Il n’y a pas, en Ukraine, de répartition claire des fonctions entre la gouvernance locale et la politique menée par l’État au niveau régional. Pourtant, aux termes de la Constitution, les organes représentatifs des régions, districts, villes et villages sont électifs, tandis que les responsables de l’exécutif, à tous les niveaux, sont nommés et susceptibles d’être remplacés par le président lors de la présentation du gouvernement. Le choix des fonctionnaires se fonde essentiellement sur le principe de « loyauté personnelle ». Les postes régionaux sont bien souvent occupés par des dirigeants non seulement peu au fait de la situation locale, mais encore extrêmement impopulaires, ne suscitant, au sein des administrés, qu’irritation et hostilité. Afin de déminer ce terrain propice aux conflits, l’Ukraine a intégré dans sa loi « Sur la gouvernance locale » une disposition obligeant les conseils locaux à déléguer les pouvoirs qui leur sont conférés par la Constitution aux structures nationales correspondantes. Bien que cette norme s’accompagne d’une réserve sur la responsabilité et le contrôle des administrations d’État, dans la pratique cette mesure est inapplicable. La population locale n’a d’autre moyen d’action que les manifestations de rue, et les rapports entre les différents niveaux et systèmes de pouvoir sont construits hiérarchiquement. Pour finir, la notion de « gouvernance locale » est devenue synonyme d’impuissance politique. Une situation particulièrement complexe et conflictuelle s’est instaurée en Crimée. Les élites se succédant à la tête de l’Ukraine étaient solidaires sur un point : il fallait à tout prix écraser les tendances irrédentistes ayant cours dans la péninsule. Les moyens utilisés pour ce faire étaient : 1) le soutien au mouvement des Tatars de Crimée, qui mettait en doute le droit de la majorité russe à exercer sa domination culturelle ; 2) une minimisation du rôle de la population locale dans la composition des organes du pouvoir exécutif ; 3) une réduction des moyens financiers de la gouvernance locale. Ce mode d’administration ne pouvait fonctionner et il n’avait qu’une qualité aux yeux des administrés : ceux-ci comprenaient qui était « le plus important » dans cette pyramide et à qui il fallait s’adresser en cas de problème.

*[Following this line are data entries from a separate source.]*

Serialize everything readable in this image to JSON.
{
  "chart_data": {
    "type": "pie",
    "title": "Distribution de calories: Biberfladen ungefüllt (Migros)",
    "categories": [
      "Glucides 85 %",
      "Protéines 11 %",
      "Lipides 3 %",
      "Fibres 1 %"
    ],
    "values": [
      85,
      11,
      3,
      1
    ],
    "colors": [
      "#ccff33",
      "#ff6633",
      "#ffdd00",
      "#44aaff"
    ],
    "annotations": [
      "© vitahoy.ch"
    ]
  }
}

L’intégration de la Crimée dans la Fédération de Russie impliquait une réforme administrative. On sépare donc les fonctions du pouvoir municipal et régional, avec pour conséquence immédiate une prolifération de l’appareil bureaucratique. Les responsables locaux ont quelque peine à assimiler leurs nouvelles obligations et responsabilités ; la population, elle, a du mal à saisir à qui elle doit s’adresser et dans quel cas : aux députés locaux, au responsable du district ou de la ville, ou directement à Moscou ? Mais, tout en bureaucratisant et en complexifiant la structure, la législation russe confère des pouvoirs importants aux autorités locales, ainsi que des moyens de rentabiliser leur budget, en changeant le mode de collecte des impôts et en tirant de l’ombre les petites entreprises. La production laitière en est un très bon exemple. Jusqu’en 2014, plus de 90 % du lait étaient produits, en Crimée du Nord, par des exploitations individuelles. On se figurait que les petits producteurs vendaient sur les marchés leurs surplus, une fois leur consommation personnelle assurée – un mode d’activité ne nécessitant pas l’existence d’une personne morale ni une production à l’échelle commerciale. Or, dans les exploitations, le cheptel pouvait se compter en centaines de têtes et le volume du lait largement excéder les besoins personnels du producteur. Cette pratique permettait à la population locale de s’exonérer de la plupart des impôts, et l’absence de contrôle de réduire au strict minimum les dépenses en vue d’améliorer la qualité de la production. L’instauration de la législation russe a eu pour effet qu’une partie des exploitations a renoncé, tandis qu’une autre partie était enregistrée conformément aux nouvelles normes en vigueur. Aujourd’hui, plus de 90 % du lait sont produits par des fermes commerciales ou des coopératives qui contribuent, par leurs impôts, aux différents budgets. Le volume et la qualité de la production sont en hausse, et celle-ci bénéficie de ventes plus assurées. Elle est désormais achetée par la fabrique locale de produits laitiers, située à Djankoï, qui s’y refusait auparavant en raison des trop grands sauts de qualité.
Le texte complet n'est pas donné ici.